In today's column, we ask ourselves why so many systems that claim to be object-oriented are not congruent with the essential principles, and whether a procedural thinking is suitable for modern software development.


“He’s more machine now than man; twisted and evil ", Ben Kenobi declares in Return of the Jedi and thus expresses in plain text the moral of the story. This view is a recurring theme in our literary works, societies and worldviews. So, too, in programming. A thorough account of the matter is provided by David West in Object Thinking, which inspired this blog post.


The thesis of the book is that the patterns of thought that make up the foundation of object-oriented programming (object thinking) are widely different from those found in procedural programming (computer thinking). Now, it’s important to realize that one's own programming does not become object-oriented simply by coding in a language that markets itself in that way. Our conventional languages ​​have, for political and corporate reasons, chosen not to enforce object thinking. Therefore, it is quite possible to, e.g., write COBOL in Java syntax.


Why bother? It works!

It has been many decades since our profession came to the realization that "it works" is a very low bar. Too low, even in its perfected form: "We cannot find any bugs", for systems of today. The software solutions tackle problems in an ever-changing world and thus need to be able to keep up and adapt at low additional cost.

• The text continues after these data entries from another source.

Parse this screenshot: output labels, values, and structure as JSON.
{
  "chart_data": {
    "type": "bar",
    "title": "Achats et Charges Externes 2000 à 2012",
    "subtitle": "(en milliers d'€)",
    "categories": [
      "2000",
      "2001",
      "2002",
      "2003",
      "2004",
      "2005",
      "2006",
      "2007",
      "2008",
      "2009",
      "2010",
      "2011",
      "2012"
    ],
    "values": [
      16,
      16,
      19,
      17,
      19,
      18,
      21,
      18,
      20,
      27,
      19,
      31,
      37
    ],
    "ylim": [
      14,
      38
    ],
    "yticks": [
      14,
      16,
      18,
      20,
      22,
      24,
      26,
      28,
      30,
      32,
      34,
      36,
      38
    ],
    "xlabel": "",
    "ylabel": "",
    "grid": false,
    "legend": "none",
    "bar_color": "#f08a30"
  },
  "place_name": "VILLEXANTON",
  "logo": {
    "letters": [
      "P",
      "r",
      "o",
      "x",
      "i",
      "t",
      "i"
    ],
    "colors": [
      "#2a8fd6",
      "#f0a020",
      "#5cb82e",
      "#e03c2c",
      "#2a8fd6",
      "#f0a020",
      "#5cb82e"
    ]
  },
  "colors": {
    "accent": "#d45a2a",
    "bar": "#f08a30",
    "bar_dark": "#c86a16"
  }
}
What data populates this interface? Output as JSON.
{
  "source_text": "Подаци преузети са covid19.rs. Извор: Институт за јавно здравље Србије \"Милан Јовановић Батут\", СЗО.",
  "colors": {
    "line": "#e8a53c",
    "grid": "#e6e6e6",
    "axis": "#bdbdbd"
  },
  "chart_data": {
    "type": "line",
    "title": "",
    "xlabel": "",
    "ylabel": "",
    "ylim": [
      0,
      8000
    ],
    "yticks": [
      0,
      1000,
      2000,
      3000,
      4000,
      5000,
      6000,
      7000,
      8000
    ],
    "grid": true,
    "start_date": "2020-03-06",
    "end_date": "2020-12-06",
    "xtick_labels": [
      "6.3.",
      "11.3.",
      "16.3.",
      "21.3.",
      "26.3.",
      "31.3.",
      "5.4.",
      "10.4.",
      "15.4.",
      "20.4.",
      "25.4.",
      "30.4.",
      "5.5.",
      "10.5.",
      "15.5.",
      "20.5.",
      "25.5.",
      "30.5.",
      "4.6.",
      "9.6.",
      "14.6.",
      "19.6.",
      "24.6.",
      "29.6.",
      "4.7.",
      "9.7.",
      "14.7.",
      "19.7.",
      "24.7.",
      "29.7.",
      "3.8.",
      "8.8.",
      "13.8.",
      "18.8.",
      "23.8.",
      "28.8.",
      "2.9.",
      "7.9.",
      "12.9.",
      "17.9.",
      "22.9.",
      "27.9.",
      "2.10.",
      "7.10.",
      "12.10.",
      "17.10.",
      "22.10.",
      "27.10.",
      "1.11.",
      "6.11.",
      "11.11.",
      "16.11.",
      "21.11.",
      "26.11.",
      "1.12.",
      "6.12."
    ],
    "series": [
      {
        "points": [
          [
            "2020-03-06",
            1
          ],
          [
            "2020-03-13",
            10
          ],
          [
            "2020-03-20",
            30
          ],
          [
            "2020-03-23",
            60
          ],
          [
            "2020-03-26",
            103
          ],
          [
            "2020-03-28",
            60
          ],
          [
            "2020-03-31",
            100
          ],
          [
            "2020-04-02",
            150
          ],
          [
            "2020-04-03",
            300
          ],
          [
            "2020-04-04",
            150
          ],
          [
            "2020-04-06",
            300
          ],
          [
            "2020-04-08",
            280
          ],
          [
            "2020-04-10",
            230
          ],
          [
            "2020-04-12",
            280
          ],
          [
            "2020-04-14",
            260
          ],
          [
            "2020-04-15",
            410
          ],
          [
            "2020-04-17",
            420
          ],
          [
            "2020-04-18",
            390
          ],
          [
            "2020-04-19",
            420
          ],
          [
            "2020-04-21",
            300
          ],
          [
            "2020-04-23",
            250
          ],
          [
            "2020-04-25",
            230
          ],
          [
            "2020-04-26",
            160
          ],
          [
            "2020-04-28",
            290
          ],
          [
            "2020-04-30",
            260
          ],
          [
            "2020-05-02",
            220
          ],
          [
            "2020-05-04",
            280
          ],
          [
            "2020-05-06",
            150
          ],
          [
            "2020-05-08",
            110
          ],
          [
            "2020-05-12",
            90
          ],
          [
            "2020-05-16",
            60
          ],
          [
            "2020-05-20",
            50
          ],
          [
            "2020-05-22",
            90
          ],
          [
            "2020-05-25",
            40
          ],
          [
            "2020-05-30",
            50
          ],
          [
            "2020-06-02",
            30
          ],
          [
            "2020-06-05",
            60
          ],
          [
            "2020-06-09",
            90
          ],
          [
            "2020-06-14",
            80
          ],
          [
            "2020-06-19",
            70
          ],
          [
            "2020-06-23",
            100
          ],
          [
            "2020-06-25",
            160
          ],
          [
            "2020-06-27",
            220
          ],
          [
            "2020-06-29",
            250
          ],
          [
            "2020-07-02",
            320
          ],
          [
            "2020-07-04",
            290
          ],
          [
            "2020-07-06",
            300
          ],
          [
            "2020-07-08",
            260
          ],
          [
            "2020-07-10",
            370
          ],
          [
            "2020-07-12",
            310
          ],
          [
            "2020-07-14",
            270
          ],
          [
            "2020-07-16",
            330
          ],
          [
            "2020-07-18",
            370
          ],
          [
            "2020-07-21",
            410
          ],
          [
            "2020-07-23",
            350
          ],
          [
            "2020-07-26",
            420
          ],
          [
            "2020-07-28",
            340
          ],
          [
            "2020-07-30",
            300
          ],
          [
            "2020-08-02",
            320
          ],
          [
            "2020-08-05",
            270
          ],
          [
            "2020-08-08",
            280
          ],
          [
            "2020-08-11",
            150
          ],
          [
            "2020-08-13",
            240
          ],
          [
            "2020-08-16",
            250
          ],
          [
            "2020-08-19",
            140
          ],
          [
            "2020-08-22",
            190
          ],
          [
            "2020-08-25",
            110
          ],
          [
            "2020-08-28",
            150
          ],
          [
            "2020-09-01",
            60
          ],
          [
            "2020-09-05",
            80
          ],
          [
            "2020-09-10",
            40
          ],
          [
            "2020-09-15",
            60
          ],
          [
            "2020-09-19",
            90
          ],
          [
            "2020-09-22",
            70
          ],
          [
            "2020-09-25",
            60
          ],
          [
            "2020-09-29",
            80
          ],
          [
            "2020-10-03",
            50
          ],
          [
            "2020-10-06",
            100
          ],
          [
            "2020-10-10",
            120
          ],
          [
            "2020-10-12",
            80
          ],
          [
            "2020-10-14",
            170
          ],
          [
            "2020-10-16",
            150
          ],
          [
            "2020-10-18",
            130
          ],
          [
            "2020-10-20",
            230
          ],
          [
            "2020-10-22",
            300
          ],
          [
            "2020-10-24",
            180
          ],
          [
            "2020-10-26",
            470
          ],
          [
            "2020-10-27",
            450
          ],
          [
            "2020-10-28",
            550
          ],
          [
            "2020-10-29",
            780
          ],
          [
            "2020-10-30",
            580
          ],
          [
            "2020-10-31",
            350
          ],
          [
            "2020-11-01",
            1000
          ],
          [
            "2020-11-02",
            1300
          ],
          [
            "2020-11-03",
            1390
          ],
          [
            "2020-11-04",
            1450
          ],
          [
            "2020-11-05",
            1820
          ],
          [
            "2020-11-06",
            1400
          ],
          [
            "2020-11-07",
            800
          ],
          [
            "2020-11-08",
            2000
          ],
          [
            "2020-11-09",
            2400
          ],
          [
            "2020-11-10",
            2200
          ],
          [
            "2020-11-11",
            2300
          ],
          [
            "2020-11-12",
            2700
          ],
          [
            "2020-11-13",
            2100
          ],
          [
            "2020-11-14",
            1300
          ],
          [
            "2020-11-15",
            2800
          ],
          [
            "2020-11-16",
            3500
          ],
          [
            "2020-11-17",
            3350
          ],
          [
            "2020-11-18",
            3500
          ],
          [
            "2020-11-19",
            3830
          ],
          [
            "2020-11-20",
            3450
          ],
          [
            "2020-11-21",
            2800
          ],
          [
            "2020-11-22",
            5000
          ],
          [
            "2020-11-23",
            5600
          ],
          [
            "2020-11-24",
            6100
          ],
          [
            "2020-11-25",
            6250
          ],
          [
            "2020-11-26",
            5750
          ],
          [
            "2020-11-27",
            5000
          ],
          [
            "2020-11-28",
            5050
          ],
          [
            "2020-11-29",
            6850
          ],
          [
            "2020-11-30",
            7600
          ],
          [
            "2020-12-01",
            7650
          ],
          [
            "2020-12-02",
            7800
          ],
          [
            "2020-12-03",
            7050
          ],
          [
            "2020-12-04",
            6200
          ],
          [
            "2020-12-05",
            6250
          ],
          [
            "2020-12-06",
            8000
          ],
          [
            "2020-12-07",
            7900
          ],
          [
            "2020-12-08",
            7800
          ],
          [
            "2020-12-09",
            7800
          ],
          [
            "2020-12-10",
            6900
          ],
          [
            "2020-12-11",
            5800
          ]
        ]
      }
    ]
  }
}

This problem, maintainability, was the raison d'etre for object-oriented ideas. Software written traditionally, more focused on the solution domain (the machine) than the problem domain (the human), was simply too expensive or risky to update and hence quietly went the way of the dodo. All the societal benefits lost to the deteriorating product-market fit or the missed opportunities for innovation is, however, perhaps the real tragedy.


Okay, so what's the main content?

In short, the transition from computer thinking to object thinking is about ceasing to think in the computer’s terms, in favour of starting from the world around us. An object, for example, is not a data structure with a couple of more or less relevant methods taped to it. It is definitely not an anemic data holder that is manipulated by helpers and handlers through getters and setters. Our objects are representations of real (potentially non-living) entities that we gift life and autonomy in a virtual environment, in which they can communicate, collaborate and display behaviors towards other independent objects.


When one's system begins to adopt this type of thought pattern, many programmers are amazed at how much closer we get to the ideals we all know: Encapsulation, high cohesion, low coupling, SOLID and dozens of others.


Further readings

This blog post was inspired by Object Thinking, which discusses programming through an anthropological lens. The book describes our context—philosophical, historical and cultural—with a special focus on the difference between trying to create better software through better tools and processes in contrast to improving individuals.


The book has inspired a movement that has the vision to develop software free from procedural thought patterns. They call this paradigm Elegant Objects and have, in addition to formulating concrete principles, developed a considerable number of frameworks and libraries as well as a new programming language.


Lastly, Peopleware should be mentioned. The discourse in this blog post is, perhaps unsurprisingly, in its essence more sociological than technological. The book confirms that such is the truth for the majority of problems in our field, which means that effective strategies differ from what we might be accustomed to.